Neuchâtel, le 15 octobre 2012
Art. 2731
Relations
personnelles
Père,
mère et enfant
1. Principe
1 Le
père ou la mère qui ne détient pas l’autorité parentale ou la garde ainsi que
l’enfant mineur ont réciproquement le droit d’entretenir les relations
personnelles indiquées par les circonstances.
2 Lorsque
l’exercice ou le défaut d’exercice de ce droit est préjudiciable à l’enfant, ou
que d’autres motifs l’exigent, l’autorité tutélaire peut rappeler les père et
mère, les parents nourriciers ou l’enfant à leurs devoirs et leur donner des
instructions.
3 Le
père ou la mère peut exiger que son droit d’entretenir des relations
personnelles avec l’enfant soit réglé.
1
Nouvelle teneur selon le ch.

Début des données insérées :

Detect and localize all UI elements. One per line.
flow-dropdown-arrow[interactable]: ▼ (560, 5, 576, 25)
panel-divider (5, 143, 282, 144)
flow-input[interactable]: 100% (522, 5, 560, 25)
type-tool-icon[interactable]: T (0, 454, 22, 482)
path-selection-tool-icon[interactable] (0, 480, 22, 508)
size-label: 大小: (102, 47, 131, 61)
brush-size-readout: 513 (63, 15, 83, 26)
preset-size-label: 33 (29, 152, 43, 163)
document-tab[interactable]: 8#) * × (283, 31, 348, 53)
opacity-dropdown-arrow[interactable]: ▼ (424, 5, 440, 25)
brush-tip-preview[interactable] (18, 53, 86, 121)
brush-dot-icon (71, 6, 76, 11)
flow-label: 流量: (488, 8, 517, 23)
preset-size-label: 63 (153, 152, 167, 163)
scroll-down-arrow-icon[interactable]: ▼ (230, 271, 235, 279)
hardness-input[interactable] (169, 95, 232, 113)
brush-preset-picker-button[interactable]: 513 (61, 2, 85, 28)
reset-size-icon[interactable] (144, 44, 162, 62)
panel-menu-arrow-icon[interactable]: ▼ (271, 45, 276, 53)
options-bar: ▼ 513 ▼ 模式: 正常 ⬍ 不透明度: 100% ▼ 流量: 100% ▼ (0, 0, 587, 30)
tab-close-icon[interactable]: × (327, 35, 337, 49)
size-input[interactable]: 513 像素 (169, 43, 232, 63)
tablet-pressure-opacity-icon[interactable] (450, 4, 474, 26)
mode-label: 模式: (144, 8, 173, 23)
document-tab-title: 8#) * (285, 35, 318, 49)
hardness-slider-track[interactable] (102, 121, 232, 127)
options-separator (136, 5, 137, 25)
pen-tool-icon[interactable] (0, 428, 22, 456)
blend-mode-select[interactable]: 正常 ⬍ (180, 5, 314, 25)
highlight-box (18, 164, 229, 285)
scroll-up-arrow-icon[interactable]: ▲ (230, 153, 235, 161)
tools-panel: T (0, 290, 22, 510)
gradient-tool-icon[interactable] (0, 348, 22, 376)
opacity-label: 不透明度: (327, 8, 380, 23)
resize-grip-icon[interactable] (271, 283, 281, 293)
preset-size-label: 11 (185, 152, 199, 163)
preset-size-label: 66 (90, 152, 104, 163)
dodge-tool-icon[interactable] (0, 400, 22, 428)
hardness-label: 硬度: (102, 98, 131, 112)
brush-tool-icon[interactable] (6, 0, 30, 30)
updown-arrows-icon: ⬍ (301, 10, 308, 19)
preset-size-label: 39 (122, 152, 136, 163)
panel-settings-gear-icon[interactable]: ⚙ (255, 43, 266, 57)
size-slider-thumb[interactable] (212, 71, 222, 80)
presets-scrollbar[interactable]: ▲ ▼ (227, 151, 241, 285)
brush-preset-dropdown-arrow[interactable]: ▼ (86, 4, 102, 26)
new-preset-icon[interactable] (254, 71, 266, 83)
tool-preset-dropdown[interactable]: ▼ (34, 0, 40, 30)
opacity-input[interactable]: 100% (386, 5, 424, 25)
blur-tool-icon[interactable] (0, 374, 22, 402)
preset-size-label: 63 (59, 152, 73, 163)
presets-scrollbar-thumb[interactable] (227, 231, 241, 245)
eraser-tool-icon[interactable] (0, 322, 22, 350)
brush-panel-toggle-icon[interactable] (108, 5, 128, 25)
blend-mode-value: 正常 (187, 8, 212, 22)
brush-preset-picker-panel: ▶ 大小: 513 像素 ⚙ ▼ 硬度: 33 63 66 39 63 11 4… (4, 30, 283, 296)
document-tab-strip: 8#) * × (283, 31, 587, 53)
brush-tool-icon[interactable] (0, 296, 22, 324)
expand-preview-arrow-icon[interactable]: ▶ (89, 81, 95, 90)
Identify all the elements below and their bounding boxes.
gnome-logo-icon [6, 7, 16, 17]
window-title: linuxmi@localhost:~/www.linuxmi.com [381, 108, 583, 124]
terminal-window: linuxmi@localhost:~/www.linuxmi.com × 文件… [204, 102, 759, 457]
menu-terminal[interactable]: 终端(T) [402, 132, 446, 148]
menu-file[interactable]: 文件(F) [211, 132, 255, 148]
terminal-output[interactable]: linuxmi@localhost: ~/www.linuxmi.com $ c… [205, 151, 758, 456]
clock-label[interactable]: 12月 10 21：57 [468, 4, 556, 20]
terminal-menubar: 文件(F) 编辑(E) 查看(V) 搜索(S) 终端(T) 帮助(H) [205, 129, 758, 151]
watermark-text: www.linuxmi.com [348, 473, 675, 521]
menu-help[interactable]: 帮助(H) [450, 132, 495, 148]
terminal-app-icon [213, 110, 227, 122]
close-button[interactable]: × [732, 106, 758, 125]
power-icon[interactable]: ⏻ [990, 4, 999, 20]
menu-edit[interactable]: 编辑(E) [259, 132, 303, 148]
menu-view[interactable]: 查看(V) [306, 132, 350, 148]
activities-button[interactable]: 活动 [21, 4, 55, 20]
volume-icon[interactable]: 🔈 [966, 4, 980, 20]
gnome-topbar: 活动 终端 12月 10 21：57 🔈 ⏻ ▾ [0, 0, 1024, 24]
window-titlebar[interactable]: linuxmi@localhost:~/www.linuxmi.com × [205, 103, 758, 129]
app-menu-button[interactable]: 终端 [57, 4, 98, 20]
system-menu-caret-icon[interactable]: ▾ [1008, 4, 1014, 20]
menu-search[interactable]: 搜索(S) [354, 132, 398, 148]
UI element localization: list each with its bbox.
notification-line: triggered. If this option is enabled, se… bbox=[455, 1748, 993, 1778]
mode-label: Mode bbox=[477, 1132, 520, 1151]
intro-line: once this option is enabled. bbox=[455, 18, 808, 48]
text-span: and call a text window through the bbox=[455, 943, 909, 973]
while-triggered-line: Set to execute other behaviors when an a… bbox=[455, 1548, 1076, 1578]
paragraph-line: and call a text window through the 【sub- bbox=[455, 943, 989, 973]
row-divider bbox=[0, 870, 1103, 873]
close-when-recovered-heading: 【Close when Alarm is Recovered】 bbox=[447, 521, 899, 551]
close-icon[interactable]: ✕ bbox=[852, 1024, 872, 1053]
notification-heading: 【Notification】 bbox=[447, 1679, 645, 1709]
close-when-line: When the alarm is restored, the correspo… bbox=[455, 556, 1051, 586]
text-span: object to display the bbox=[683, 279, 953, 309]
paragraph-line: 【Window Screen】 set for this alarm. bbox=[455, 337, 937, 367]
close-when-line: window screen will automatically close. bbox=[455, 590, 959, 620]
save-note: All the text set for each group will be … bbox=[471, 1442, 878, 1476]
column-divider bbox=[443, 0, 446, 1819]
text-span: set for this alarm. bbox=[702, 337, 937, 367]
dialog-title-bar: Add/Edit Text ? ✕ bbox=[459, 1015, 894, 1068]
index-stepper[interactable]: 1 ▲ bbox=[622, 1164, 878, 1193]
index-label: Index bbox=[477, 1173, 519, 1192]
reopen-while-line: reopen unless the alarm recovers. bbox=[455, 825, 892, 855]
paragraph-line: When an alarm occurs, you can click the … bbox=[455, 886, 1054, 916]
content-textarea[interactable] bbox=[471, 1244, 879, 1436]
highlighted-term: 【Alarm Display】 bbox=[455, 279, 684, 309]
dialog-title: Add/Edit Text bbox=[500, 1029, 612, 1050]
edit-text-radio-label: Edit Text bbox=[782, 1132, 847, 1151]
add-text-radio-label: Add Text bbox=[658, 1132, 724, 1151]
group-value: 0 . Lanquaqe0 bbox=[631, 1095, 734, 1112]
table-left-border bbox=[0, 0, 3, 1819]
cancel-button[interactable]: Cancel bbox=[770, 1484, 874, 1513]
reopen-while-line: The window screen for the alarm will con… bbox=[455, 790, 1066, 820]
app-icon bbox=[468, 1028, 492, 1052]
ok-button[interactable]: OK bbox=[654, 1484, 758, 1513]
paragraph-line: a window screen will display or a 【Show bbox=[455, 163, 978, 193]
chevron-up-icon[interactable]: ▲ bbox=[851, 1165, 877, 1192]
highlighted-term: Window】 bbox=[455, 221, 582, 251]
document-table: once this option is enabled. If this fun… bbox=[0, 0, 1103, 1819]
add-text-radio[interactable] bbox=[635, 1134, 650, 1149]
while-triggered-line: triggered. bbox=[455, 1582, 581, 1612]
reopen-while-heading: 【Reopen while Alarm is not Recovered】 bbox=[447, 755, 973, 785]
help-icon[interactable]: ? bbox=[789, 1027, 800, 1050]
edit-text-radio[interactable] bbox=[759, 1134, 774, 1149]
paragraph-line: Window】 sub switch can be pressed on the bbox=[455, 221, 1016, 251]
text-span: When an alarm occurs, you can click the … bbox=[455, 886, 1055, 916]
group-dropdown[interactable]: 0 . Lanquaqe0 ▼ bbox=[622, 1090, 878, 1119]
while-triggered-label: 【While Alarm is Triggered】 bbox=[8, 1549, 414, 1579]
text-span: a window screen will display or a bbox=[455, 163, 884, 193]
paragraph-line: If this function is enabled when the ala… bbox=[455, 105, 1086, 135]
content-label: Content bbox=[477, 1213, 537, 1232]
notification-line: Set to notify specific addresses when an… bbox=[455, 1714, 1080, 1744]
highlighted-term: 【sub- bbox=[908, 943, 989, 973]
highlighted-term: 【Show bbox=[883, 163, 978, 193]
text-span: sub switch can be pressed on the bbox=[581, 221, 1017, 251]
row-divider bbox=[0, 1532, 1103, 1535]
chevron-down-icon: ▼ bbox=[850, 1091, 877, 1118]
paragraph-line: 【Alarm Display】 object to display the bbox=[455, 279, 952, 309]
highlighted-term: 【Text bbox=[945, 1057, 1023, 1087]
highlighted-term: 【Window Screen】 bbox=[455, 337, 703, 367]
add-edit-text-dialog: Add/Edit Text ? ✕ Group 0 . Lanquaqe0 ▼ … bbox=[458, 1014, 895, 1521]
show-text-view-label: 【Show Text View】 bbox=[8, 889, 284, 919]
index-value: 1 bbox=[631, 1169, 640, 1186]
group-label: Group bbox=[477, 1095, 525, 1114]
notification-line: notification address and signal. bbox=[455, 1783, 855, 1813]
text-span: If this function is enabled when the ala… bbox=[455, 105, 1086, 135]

I 4 de la LF du 26 juin 1998, en vigueur depuis le
1er janv. 2000 (RO
1999 1118; FF ** 1996 **I 1).
Art. 3071CC
Protection
de l'enfant
Mesures
protectrices
1 L’autorité
tutélaire prend les mesures nécessaires pour protéger l’enfant si son
développement est menacé et que les père et mère n’y remédient pas d’eux-mêmes
ou soient hors d’état de le faire.
2 Elle
y est également tenue dans les mêmes circonstances à l’égard des enfants placés
chez des parents nourriciers ou vivant, dans d’autres cas, hors de la
communauté familiale de leur père et mère.
3 Elle
peut, en particulier, rappeler les père et mère, les parents nourriciers ou
l’enfant à leurs devoirs, donner des indications ou instructions relatives au
soin, à l’éducation et à la formation de l’enfant, et désigner une personne ou
un office qualifiés qui aura un droit de regard et d’information.
1
Nouvelle teneur selon le ch. I 1 de la LF du 25 juin 1976, en vigueur depuis le
1er janv. 1978 (RO 1977 237; FF ** 1974** II 1).